In a statement, Tsipras said several points of agreement had been found since talks first started, especially on areas such as tax collection, corruption and initiatives to distribute the tax burden on those who have the ability to pay.
But he acknowledged that the two sides disagreed on four issues: labour issues, pension reform, a hike in value-added taxes and privatisations, which he referred to as “development of state property” rather than asset sales.
His comments came after suggestions from European partners that a deal to unlock badly-needed aid was unlikely next week and that Greece risks running out of cash and defaulting on debt payments.
German Finance Minister Wolfgang Schaeuble, among Tsipras’s harshest critics, went so far as to say on Wednesday that “no one has a clue” how a deal could be reached, dampening hopes of a breakthrough at an April 24 meeting of eurozone finance ministers in Riga.
“Despite the cacophony and erratic leaks and statements in recent days from the other side, I remain firmly optimistic that there will be an agreement by the end of the month,” Tsipras told Reuters in a statement.
“Because I know that Europe has learned to live through its disagreements, to combine its parts and move forward.”
He said he was confident Europe would not “choose the path of unethical and brutal financial blackmail” but instead opt for “the path of bridging differences” and “stability”.
Shut out of bond markets and with financial aid frozen, Greece is perilously close to running out of cash and could be forced to choose between making debt payments in May or paying public salaries and pensions.
But talks with European and IMF lenders have been marked by misgivings and acrimony since Tsipras took power pledging to end the austerity terms attached to Greece’s bailout programme and have foundered lately on the extent of reforms Athens must implement.

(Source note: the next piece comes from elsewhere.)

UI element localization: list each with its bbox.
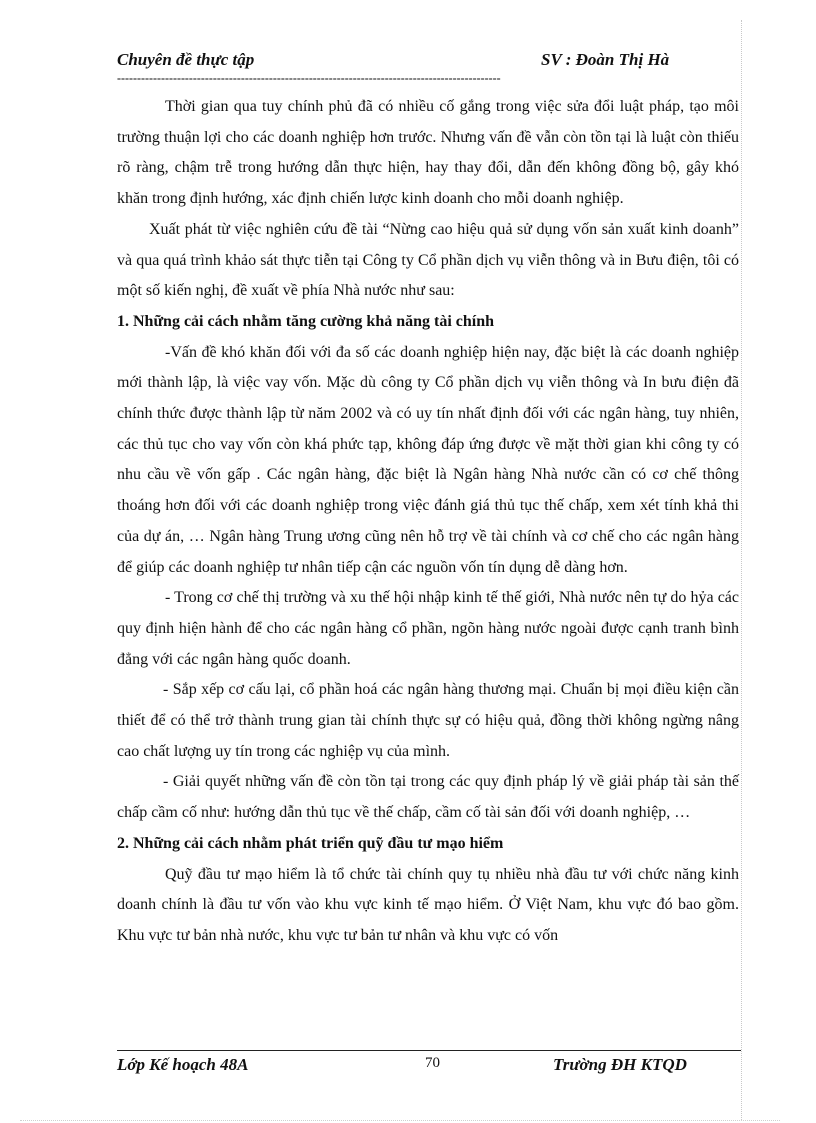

The new prime minister is under growing pressure as he faces depleting cash coffers on one side and an austerity-weary public as well a strident far-left faction within his party on the other side demanding that Athens stand its ground.
Tsipras did not say whether the government had room to offer further concessions demanded by lenders, who want Athens to reform its pension system further, raise VAT on certain items and continue with the country’s privatisations programme.
Tsipras blamed the deadlock on a “political disagreement” rather than issues on a technical level, in an apparent effort to hit back at accusations that Greek officials failed to provide data and details on reforms as required.
“The Greek government is working hard on every individual aspect of the negotiations, in Brussels just as much as in Athens, in order to reach a mutually beneficial solution, an honourable compromise with our partners,” Tsipras said. “A compromise which will respect the recent popular mandate as well as the euro zone’s operational framework.”